Vegeta volò fuori dalla Capsule Corporation, lasciandola addormentata nel loro letto. Bulma non aveva riconosciuto la camera: aveva pensato inizialmente che fosse ancora quella di quando era ragazzina, ma aveva ostinatamente voluto restare lì, piena di speranza, ritenendo che le fosse d’aiuto per ricordare, a costo di dormire con un uomo che non conosceva. Che non riconosceva più.
Si diresse verso le montagne, lontano dal mondo, e atterrò su uno sperone tra le cime aguzze, dove nessuno l’avrebbe trovato. Dove nessuno l’avrebbe visto abbandonato alla disperazione. I suoi occhi si accesero come folgori, diventando blu. I capelli corvini virarono sullo stesso colore marino, raddrizzandosi. Un’energia spirituale intensa e fluttuante vibrò come una nota d’assolo, sprigionandosi feroce e creando un enorme cratere ai suoi piedi. Il picco roccioso tremò e si crepò, infrangendosi con un rumore sinistro.
Iniziò a urlare, come non faceva da tempo, mentre il suo ki divino si innalzava nella notte buia con rabbia, con sconforto. Gridò finché ebbe fiato, si espanse per non scoppiare di dolore, per buttarlo fuori al posto delle lacrime che non venivano, per conservarsi senziente, per non impazzire.
Un’aura familiare si concretò poco distante. Il principe riprese a contenersi, abbassando l’emissione di potere.
“Che vuoi, Kakarott?” domandò senza voltarsi.
“Ah, Vegeta…” sospirò Goku con i pugni sui fianchi.
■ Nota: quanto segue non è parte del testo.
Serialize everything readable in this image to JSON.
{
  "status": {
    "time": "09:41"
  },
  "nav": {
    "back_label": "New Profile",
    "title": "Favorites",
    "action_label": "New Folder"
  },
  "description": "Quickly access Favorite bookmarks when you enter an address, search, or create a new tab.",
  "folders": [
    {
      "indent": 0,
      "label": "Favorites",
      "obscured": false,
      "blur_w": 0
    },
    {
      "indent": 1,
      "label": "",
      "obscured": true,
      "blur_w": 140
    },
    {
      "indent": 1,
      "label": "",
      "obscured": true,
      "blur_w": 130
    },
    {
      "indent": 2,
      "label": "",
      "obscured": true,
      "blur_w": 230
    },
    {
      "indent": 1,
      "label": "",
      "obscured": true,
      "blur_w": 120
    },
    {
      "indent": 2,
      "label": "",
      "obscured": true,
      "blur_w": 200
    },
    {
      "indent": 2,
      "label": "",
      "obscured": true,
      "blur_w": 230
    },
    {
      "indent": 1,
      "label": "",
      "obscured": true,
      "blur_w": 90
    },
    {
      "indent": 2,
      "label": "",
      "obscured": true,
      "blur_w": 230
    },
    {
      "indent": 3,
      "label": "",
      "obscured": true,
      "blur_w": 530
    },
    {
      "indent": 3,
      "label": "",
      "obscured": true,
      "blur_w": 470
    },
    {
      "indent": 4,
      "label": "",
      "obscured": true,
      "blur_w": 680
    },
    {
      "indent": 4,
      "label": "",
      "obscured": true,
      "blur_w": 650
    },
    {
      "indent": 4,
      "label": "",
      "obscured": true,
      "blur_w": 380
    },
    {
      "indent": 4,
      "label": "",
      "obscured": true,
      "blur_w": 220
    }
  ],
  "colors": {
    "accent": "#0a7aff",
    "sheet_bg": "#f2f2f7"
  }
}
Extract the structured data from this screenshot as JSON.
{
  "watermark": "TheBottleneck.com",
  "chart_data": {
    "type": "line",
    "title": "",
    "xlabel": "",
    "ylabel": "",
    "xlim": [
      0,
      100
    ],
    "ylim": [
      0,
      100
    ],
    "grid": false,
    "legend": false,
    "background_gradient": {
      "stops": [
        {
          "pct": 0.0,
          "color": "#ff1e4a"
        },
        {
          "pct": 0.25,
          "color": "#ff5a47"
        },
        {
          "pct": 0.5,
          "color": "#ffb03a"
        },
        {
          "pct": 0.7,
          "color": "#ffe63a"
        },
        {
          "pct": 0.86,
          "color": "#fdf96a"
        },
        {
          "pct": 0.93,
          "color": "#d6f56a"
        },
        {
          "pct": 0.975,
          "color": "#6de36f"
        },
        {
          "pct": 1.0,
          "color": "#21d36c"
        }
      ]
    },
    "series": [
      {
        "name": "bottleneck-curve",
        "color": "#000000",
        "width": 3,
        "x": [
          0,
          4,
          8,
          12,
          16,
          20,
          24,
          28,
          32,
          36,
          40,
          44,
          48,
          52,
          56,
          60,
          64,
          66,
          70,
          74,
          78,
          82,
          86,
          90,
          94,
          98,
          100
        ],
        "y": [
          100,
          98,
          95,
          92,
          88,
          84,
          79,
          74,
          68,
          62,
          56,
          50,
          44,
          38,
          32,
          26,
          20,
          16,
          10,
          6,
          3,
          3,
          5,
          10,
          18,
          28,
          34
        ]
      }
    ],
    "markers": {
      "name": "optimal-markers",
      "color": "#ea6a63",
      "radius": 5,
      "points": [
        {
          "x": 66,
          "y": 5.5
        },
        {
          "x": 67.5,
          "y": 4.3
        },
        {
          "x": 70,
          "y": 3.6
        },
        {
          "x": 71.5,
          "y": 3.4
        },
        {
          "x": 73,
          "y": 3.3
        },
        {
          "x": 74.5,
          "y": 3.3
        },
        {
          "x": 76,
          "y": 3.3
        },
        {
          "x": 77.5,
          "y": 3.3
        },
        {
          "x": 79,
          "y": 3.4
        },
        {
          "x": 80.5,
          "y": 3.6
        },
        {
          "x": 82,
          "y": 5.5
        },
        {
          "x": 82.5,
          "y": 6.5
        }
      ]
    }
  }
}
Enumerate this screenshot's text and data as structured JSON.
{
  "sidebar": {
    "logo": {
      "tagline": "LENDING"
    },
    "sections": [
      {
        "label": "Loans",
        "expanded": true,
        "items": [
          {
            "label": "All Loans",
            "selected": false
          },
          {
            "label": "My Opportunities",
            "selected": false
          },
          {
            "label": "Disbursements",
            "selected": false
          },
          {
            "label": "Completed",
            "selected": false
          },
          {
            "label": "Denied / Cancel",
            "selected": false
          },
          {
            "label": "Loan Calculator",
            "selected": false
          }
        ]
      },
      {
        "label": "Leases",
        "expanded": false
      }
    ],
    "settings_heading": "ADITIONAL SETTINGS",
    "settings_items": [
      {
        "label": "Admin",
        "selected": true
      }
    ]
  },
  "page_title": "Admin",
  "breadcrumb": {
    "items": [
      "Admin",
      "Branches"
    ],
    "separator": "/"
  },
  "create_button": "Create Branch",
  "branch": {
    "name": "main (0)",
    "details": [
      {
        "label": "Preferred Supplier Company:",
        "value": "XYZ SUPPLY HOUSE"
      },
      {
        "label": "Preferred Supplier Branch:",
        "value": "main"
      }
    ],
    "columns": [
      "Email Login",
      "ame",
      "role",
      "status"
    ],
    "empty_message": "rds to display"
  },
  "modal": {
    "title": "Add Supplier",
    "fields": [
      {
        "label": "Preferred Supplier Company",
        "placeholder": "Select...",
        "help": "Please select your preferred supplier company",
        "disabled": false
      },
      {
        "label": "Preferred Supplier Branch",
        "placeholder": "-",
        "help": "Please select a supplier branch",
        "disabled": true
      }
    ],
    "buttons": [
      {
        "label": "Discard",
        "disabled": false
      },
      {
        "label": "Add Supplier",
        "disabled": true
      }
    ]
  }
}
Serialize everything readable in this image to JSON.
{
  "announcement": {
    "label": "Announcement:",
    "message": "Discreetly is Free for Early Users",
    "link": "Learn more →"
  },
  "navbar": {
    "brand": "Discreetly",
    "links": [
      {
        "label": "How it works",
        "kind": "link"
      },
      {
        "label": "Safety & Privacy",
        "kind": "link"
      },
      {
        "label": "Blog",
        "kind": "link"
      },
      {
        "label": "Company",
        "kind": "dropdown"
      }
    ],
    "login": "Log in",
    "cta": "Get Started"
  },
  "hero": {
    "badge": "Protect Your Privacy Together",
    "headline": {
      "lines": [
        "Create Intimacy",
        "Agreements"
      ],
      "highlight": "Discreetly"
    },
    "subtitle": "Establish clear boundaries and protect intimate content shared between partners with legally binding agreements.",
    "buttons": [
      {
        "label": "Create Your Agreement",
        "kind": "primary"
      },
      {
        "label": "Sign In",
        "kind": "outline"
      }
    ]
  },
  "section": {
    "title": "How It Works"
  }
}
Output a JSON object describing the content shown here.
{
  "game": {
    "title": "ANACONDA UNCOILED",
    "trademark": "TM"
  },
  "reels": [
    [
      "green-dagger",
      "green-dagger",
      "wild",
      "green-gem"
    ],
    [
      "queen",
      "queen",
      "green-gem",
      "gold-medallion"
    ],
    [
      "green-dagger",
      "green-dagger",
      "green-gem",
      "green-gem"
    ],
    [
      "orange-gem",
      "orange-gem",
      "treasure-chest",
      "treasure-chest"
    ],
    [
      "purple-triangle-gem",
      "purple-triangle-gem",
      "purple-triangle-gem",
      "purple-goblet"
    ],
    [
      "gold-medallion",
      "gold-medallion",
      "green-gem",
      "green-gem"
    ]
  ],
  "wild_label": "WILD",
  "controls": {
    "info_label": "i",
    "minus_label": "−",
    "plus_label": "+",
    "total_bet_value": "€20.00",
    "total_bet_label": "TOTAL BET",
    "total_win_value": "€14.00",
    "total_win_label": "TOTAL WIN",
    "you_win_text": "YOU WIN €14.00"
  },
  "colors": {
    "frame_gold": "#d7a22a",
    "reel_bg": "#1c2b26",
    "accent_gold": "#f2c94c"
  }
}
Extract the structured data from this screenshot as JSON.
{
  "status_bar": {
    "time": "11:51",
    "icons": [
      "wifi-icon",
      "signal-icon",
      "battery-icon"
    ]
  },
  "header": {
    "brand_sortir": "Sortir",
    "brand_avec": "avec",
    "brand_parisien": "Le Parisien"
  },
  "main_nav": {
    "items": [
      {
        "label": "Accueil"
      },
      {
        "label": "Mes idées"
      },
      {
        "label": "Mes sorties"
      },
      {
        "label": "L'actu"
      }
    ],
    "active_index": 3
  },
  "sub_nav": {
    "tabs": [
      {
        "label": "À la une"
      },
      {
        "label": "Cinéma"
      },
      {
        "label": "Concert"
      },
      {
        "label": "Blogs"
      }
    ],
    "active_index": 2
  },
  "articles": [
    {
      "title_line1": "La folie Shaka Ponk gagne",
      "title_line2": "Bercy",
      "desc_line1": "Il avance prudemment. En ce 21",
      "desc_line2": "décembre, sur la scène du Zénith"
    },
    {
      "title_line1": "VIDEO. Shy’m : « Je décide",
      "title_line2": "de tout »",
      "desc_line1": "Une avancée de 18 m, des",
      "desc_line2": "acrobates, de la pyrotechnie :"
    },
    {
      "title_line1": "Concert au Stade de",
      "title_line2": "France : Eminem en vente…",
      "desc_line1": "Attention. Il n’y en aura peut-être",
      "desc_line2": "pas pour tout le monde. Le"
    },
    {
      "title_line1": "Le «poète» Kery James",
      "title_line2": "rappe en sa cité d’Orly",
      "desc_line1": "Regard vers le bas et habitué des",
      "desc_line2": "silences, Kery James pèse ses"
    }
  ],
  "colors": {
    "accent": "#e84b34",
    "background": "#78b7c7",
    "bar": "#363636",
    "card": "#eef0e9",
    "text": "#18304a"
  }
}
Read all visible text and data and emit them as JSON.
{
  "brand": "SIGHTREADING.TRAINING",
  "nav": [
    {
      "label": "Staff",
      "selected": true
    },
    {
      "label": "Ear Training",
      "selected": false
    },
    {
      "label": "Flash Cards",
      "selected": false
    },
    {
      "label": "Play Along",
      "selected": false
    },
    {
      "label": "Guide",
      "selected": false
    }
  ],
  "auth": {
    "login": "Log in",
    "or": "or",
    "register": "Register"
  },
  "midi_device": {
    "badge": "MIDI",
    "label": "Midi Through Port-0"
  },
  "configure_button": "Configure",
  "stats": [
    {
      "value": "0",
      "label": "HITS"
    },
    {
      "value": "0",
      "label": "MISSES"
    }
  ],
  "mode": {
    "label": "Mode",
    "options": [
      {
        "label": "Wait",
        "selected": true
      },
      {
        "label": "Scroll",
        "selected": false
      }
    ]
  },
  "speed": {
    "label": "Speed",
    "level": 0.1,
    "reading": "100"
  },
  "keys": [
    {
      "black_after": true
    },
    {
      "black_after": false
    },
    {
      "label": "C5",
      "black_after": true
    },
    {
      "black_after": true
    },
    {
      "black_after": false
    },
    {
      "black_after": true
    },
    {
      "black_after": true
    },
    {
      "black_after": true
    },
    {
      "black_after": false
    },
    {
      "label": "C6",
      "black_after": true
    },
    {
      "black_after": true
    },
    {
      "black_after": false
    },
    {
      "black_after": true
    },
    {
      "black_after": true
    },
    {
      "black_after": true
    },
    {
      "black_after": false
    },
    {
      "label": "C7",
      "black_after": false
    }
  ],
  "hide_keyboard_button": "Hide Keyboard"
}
“Lasciami in pace, sei sempre fra i piedi!”
“Ho sentito il tuo ki a miglia da qui. Lo sai perché sono venuto… e perché non mi leverò affatto di torno”.
Chi! Anche se sono il tuo principe, non ti ho mai dato un ordine, Kakarott… non costringermi a farlo ora! Vattene!”
“Andiamo, lo sai che non obbedirei mai…”
Vegeta si girò, lo sguardo affilato, orgoglioso, sfidante.
“… a meno che tu non riesca a sbattermi nella polvere!” continuò Goku con un sogghigno.
Si fissarono, comprendendosi senza ulteriori parole.
“Non chiedo di meglio” ribatté il primo, ricambiando la smorfia sagace.
Goku piantò i piedi a terra, mettendosi in posizione di combattimento e, in un silenzioso respiro, anche i suoi occhi e la sua chioma arruffata diventarono azzurri. La sua aura di super Saiyan God, tramutato in super Saiyan, la forma che chiamavano Blue, si elevò spaventosamente in alto. Si studiarono per un momento, concentrandosi sulla difesa dell’avversario, sui suoi ben noti punti deboli, memori delle raccomandazioni del loro comune maestro, il tenshi Whis.
Partirono all’attacco contemporaneamente, in uno sfavillio di luci, portando a segno le mosse, senza retrocedere, parando pugni e calci in una serie di movimenti impetuosi ed eleganti, che solo loro erano in grado di cogliere. Uno stallo pari in forze, in fierezza, in assenza di rassegnazione, in cocciutaggine illimitata.
Goku si smaterializzò con la trasmissione istantanea, per ricomparire alle spalle del rivale e prenderlo in improvvisata. Vegeta si lasciò avvicinare apposta e volteggiò all’indietro in una mossa repentina, che mirava a sua volta a spiazzare l’antagonista. Questi si arrestò a mezz’aria, concentrando l’energia nelle mani, in volo radente.
“Sei scoperto!” gli gridò il principe, assestandogli un colpo nel plesso solare.
“E tu hai pensato troppo al da farsi!” rispose Goku, esalando il fiato, ma restituendogli una botta parimenti pesante nella schiena.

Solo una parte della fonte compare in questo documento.